Application of these tools is perhaps more obvious when it comes to personal study at home or in groups. Making flash cards for retrieval and spaced practice, varying topics for interleaving, drawing mind maps for dual coding and the conversations of study groups which draw upon elaboration and concrete examples. These are all great ways of integrating our strategies in to learning in these circumstances but what about when we are in clinical practice: at the bedside of a patient, on a ward round, in a clinic… even in the operating theatre? Can we possibly leverage these tools in the clinical setting to help our learning then?
Let us consider the clinician going about their daily work. Our interactions with patients require us to recall information (retrieval) which has usually been learnt some time previously (spaced practice). Each patient is a living… or dying… embodiment of their condition, management and outcome (concrete example) and has visual stimuli associated with them in charts and medical imaging as well as other sensory input such as smells, touch and sounds (dual coding). Each patient, even if they are in a specialty clinic, will be different from the previous one and require accessing a variety of previously stored learning on different topics (interleaving). Finally we spend time critically evaluating the various aspects of the case, constructing a diagnosis and then explaining it to a colleague or to the patient (elaboration). It turns out that these six learning strategies are essentially hardwired in to our daily routine. Clinical practice is essentially a powerful engine for learning and instinctively we know this from our own careers as few of us would deny the learning gained ‘on the shop floor’. So, if this is happening anyway is there really anything we need to do or can we just get on with our work and let it happen? I would suggest that to really harness this learning environment we need to be more deliberate in using the opportunities available, actively choosing to use them rather than being subject to them passively. To that end, here is my proposed two minute exercise to carry out after seeing a patient that makes use of the power of learning science. I call it TakeTwo4U.
After seeing a patient, choose one of the actions below and spend two minutes on it. You can consider the whole case or concentrate on just one aspect ie the history or examination, the anatomy or physiology, the pharmacology or the sociology
- How is this similar or different to a case you saw last week?
- Presentation, Clinical Findings, Drugs Used, Imaging Results
- What is this patient’s case a great example of and why?
- Symptom, Side Effect, Pathology, Treatment
- Make a list or word cloud of everything you know about one aspect of this case.
- Pathology, Pharmacology, Symptoms, Microbiology
- Draw a picture to explain some part of the case.
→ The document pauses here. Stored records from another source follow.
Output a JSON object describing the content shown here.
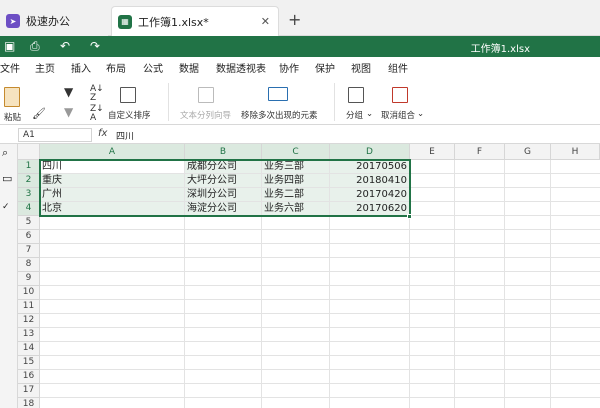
{
  "tabs": {
    "home_label": "极速办公",
    "file_label": "工作簿1.xlsx*"
  },
  "title": "工作簿1.xlsx",
  "menu": [
    "文件",
    "主页",
    "插入",
    "布局",
    "公式",
    "数据",
    "数据透视表",
    "协作",
    "保护",
    "视图",
    "组件"
  ],
  "ribbon": {
    "paste": "粘贴",
    "custom_sort": "自定义排序",
    "text_to_columns": "文本分列向导",
    "remove_duplicates": "移除多次出现的元素",
    "group": "分组",
    "ungroup": "取消组合"
  },
  "formula": {
    "name_box": "A1",
    "fx": "fx",
    "value": "四川"
  },
  "columns": [
    "A",
    "B",
    "C",
    "D",
    "E",
    "F",
    "G",
    "H"
  ],
  "rows": [
    "1",
    "2",
    "3",
    "4",
    "5",
    "6",
    "7",
    "8",
    "9",
    "10",
    "11",
    "12",
    "13",
    "14",
    "15",
    "16",
    "17",
    "18"
  ],
  "cells": [
    [
      "四川",
      "成都分公司",
      "业务三部",
      "20170506"
    ],
    [
      "重庆",
      "大坪分公司",
      "业务四部",
      "20180410"
    ],
    [
      "广州",
      "深圳分公司",
      "业务二部",
      "20170420"
    ],
    [
      "北京",
      "海淀分公司",
      "业务六部",
      "20170620"
    ]
  ],
  "colors": {
    "accent": "#217346",
    "selection": "#e8f1eb"
  }
}
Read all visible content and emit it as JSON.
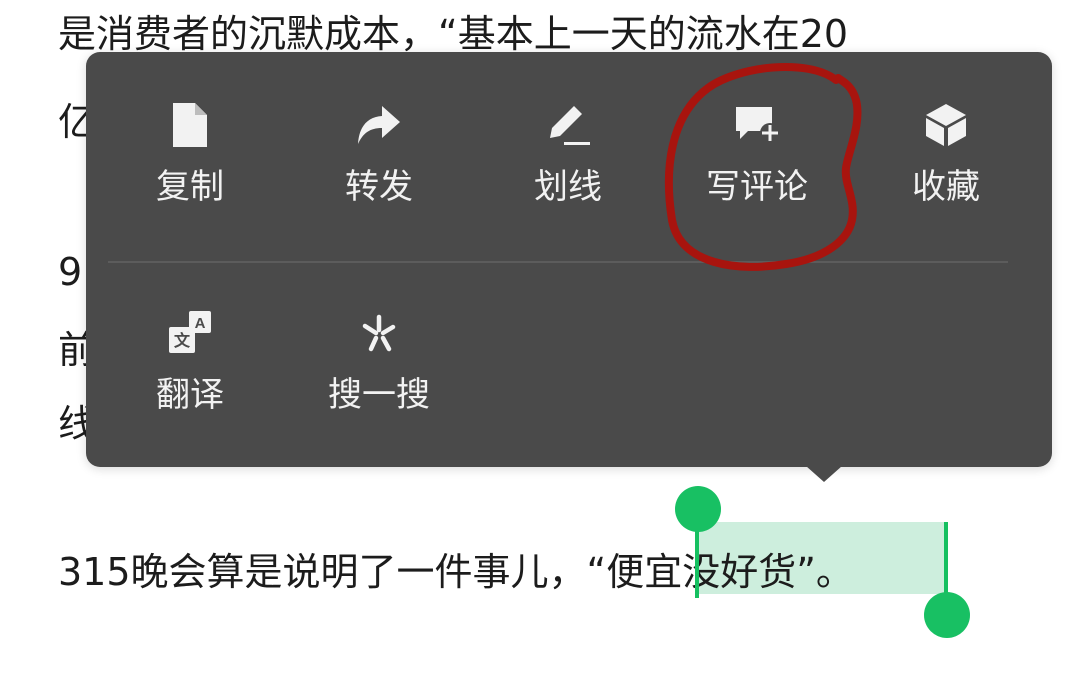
{
  "article": {
    "line1": "是消费者的沉默成本，“基本上一天的流水在20",
    "line2_start": "亿",
    "line3_start": "9",
    "line4_start": "前",
    "line5_start": "线",
    "last_line_before": "315晚会算是说明了一件事儿，“",
    "selected_text": "便宜没好货",
    "last_line_after": "”。"
  },
  "context_menu": {
    "row1": [
      {
        "label": "复制",
        "icon": "document-icon"
      },
      {
        "label": "转发",
        "icon": "forward-icon"
      },
      {
        "label": "划线",
        "icon": "pen-underline-icon"
      },
      {
        "label": "写评论",
        "icon": "comment-add-icon"
      },
      {
        "label": "收藏",
        "icon": "cube-icon"
      }
    ],
    "row2": [
      {
        "label": "翻译",
        "icon": "translate-icon"
      },
      {
        "label": "搜一搜",
        "icon": "search-sparkle-icon"
      }
    ]
  },
  "colors": {
    "menu_bg": "#4a4a4a",
    "selection_bg": "#cdeedd",
    "handle": "#18c063",
    "annotation": "#a8140e"
  }
}
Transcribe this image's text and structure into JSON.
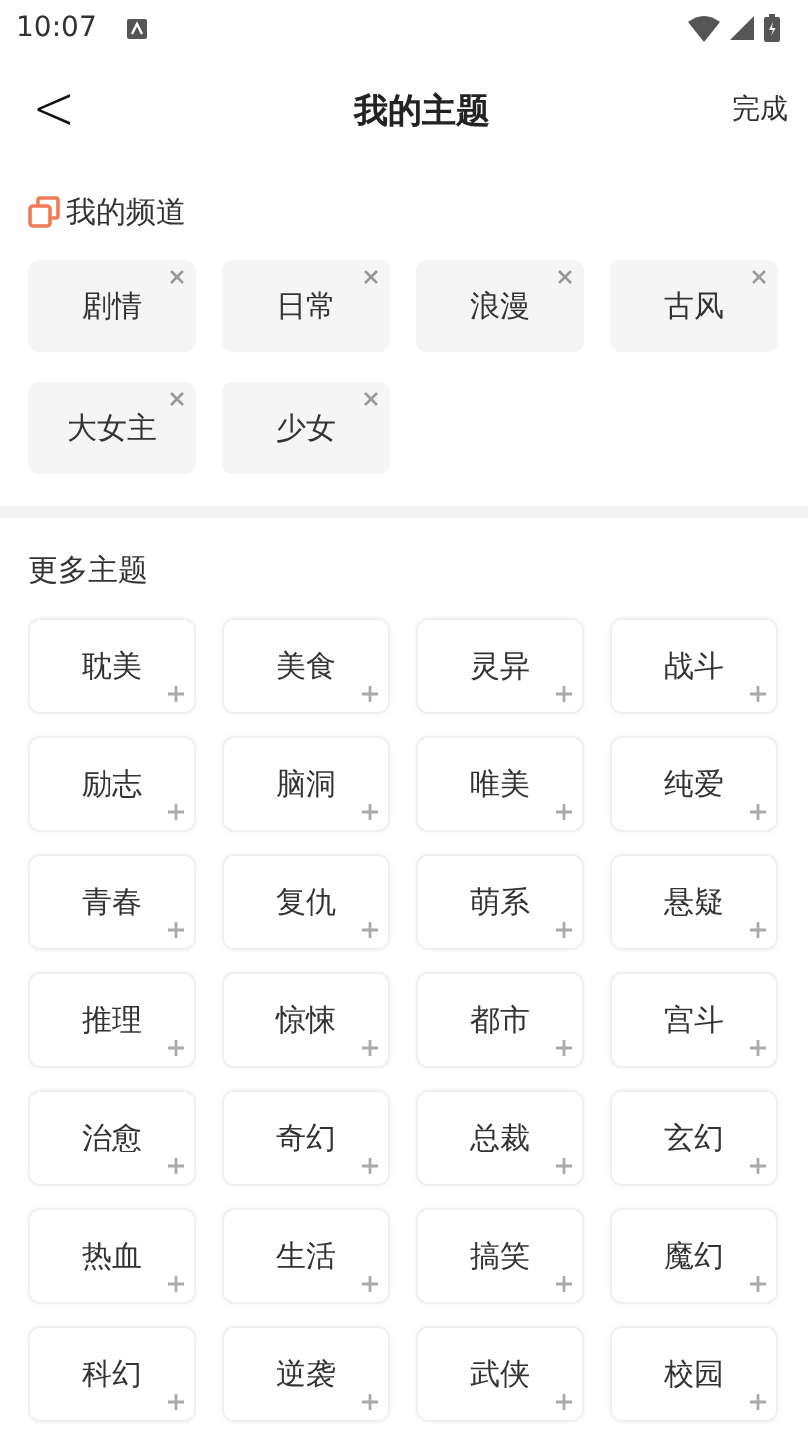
{
  "status_bar": {
    "time": "10:07"
  },
  "header": {
    "back": "<",
    "title": "我的主题",
    "action": "完成"
  },
  "my_channels": {
    "title": "我的频道",
    "items": [
      "剧情",
      "日常",
      "浪漫",
      "古风",
      "大女主",
      "少女"
    ]
  },
  "more_topics": {
    "title": "更多主题",
    "items": [
      "耽美",
      "美食",
      "灵异",
      "战斗",
      "励志",
      "脑洞",
      "唯美",
      "纯爱",
      "青春",
      "复仇",
      "萌系",
      "悬疑",
      "推理",
      "惊悚",
      "都市",
      "宫斗",
      "治愈",
      "奇幻",
      "总裁",
      "玄幻",
      "热血",
      "生活",
      "搞笑",
      "魔幻",
      "科幻",
      "逆袭",
      "武侠",
      "校园"
    ]
  }
}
- Physiology, Anatomy, Psychology, Imaging
Ideally, keep the pieces of paper with the written exercises on and review them for a few minutes at the end of the day and/or at the beginning of the next day. If you keep them in a pocket notebook you can look at them later in the week for added spaced practice.
Clinical practice is a brilliant learning environment and with a little effort we can make it even better. We are all busy and under time pressure but why don’t we just take two minutes for ourselves five times a day and really supercharge that learning opportunity. Surely nobody could object to that?*
Go on TakeTwo4U!
*If somebody does object to you taking 10 minutes a day to become a better clinician, just ignore them… they’re not worth bothering with.